Are OpenClaw and VELA direct competitors? Essentially no. OpenClaw is a tool for techies who want to build and customize. VELA's AI assistant is a ready-made solution for people who want to use it without setup. There's some audience overlap, but it's small.

OpenClaw is free — so why pay for VELA? OpenClaw is free as code, but not as a service. You need a server or computer running 24/7, time for setup, and knowledge of the CLI. VELA handles all that for you — you pay for a finished, working product, not for the source code.

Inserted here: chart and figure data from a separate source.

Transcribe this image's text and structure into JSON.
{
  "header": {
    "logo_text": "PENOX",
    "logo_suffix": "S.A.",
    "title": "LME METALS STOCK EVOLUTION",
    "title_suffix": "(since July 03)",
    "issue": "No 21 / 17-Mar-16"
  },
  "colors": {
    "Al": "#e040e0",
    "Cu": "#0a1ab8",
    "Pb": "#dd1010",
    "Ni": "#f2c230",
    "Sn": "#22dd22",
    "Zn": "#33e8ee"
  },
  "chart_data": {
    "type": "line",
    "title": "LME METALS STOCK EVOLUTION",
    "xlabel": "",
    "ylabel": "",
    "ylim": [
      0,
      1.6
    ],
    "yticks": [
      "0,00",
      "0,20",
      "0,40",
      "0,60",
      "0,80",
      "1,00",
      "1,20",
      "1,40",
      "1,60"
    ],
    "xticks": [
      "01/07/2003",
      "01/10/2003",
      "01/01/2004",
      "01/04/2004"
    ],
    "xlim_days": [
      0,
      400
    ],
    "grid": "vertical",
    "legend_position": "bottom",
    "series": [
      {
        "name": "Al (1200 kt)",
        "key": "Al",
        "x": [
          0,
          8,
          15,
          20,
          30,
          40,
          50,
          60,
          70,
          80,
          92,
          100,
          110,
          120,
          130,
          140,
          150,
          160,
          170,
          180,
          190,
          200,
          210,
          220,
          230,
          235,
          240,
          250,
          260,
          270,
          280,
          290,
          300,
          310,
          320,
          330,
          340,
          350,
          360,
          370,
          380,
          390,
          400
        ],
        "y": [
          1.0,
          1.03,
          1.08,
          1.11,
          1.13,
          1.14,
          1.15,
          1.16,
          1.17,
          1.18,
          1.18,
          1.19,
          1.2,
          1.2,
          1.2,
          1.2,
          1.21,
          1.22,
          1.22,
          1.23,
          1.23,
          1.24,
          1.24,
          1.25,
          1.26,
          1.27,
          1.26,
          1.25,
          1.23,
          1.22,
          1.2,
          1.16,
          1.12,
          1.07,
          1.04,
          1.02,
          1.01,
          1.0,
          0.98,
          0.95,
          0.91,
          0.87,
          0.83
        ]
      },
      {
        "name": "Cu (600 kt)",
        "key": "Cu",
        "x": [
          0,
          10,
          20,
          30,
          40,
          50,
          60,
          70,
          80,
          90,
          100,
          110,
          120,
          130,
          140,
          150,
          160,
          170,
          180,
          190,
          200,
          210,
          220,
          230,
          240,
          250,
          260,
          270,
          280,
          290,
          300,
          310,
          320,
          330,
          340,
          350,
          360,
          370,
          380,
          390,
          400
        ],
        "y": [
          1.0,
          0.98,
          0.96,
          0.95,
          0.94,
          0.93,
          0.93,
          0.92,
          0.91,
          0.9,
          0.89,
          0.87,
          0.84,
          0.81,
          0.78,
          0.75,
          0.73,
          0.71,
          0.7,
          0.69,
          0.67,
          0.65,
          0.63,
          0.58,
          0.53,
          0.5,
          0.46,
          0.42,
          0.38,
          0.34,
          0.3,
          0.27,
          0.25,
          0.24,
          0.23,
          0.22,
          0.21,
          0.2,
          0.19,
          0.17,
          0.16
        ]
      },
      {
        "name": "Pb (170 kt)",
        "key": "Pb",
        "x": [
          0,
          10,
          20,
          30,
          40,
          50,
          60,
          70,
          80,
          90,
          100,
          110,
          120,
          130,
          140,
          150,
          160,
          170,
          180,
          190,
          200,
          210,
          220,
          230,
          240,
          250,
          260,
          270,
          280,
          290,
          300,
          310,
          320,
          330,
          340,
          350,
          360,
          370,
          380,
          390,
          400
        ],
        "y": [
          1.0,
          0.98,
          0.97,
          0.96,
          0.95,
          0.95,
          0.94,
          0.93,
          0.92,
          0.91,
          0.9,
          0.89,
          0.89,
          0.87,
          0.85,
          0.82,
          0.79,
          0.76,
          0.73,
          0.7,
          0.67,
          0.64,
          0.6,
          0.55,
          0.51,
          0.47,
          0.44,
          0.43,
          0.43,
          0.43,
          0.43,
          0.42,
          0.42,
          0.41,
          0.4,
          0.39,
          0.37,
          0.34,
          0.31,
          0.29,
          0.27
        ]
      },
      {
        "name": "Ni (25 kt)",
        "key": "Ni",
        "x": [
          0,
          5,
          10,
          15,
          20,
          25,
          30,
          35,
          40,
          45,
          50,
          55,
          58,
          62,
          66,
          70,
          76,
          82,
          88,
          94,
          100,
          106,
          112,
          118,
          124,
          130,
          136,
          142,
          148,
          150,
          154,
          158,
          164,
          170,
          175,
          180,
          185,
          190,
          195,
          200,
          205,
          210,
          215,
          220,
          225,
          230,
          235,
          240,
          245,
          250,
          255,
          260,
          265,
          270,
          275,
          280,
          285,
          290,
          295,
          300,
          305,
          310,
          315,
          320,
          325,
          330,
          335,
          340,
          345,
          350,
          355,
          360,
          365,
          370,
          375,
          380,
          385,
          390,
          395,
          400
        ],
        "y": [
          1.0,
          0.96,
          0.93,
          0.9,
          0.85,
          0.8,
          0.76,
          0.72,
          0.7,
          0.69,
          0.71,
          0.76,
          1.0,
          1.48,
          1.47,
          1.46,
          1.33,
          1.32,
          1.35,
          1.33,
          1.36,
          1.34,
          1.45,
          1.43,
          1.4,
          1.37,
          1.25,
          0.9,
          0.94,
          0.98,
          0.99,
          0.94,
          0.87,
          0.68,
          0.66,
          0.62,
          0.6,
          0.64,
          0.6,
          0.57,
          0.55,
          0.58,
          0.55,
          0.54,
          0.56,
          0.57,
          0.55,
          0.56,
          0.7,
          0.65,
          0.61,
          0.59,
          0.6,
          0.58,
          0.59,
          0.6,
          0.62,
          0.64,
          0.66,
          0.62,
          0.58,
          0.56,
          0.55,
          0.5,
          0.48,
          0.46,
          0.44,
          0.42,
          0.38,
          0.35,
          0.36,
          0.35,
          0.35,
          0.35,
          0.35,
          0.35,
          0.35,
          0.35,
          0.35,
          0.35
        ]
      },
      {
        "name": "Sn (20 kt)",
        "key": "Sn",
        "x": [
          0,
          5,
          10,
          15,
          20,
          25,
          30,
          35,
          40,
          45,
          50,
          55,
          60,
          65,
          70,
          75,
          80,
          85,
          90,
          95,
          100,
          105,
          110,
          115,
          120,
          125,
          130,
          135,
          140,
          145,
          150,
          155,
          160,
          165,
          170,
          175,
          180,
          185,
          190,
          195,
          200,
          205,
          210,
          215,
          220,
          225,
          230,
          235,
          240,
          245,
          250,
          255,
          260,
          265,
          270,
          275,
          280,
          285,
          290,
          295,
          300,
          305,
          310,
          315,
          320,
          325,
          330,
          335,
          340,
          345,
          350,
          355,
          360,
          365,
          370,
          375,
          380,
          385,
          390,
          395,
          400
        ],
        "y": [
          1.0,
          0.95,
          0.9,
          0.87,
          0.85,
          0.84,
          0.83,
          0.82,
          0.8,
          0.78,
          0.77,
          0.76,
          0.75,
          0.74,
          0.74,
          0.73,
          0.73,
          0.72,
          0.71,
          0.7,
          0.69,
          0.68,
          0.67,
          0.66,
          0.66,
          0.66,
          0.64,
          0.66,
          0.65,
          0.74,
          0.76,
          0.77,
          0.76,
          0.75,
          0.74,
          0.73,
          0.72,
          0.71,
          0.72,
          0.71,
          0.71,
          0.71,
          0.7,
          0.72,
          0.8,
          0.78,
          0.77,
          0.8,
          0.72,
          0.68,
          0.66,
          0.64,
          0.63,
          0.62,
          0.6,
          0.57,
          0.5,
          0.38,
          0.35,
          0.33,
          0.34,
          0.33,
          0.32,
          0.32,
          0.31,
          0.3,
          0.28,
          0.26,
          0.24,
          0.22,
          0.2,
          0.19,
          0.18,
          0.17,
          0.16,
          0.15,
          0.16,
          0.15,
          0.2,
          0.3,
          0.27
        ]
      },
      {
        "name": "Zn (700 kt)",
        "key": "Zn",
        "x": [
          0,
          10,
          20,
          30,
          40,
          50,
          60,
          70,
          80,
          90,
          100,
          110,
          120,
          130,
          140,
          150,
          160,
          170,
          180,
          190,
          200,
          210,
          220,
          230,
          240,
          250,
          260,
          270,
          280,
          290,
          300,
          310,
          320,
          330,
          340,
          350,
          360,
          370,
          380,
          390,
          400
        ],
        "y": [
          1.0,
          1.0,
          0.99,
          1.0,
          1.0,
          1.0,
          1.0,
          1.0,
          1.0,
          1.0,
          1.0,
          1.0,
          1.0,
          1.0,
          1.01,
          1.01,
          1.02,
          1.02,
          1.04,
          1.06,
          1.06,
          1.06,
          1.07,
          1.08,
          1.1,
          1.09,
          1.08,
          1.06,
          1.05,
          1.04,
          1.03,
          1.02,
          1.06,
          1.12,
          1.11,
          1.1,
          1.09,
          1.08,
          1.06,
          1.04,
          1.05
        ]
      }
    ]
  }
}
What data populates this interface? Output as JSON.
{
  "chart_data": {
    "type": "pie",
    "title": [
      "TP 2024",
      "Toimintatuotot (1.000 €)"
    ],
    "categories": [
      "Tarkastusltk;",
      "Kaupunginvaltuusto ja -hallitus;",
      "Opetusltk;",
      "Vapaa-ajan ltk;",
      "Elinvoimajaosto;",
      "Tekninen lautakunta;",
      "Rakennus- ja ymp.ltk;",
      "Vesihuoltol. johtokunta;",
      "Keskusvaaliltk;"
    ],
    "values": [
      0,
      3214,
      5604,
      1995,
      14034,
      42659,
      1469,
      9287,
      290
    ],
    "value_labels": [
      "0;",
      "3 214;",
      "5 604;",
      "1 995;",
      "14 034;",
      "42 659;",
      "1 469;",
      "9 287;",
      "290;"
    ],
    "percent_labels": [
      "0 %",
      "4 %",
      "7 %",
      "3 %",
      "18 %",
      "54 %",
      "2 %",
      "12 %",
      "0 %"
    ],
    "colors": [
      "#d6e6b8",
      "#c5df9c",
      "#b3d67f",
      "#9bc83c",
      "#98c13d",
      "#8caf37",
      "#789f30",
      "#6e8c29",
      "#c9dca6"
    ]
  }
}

Can I use the VELA platform if I'm not a techie? Yes, that's exactly what it was created for. Registration and setup takes about five minutes: sign in on the site, create a bot through @BotFather in Telegram, paste the token into VELA. No code needed. No server needed. No card needed either.

Can I add my own integrations to VELA's AI assistant? No. The set of modules is fixed — the ones described on the site. Custom integrations, skills or connecting third-party services aren't supported. This is a fundamental difference from OpenClaw.

Which language model is in VELA? Claude from Anthropic — on all plans including the free Basic. On the Basic plan Claude Haiku works, on the Pro plan — Claude Sonnet for complex tasks and Haiku for fast answers. In OpenClaw you can choose any LLM: Claude, GPT, Gemini, MiniMax, local models and so on.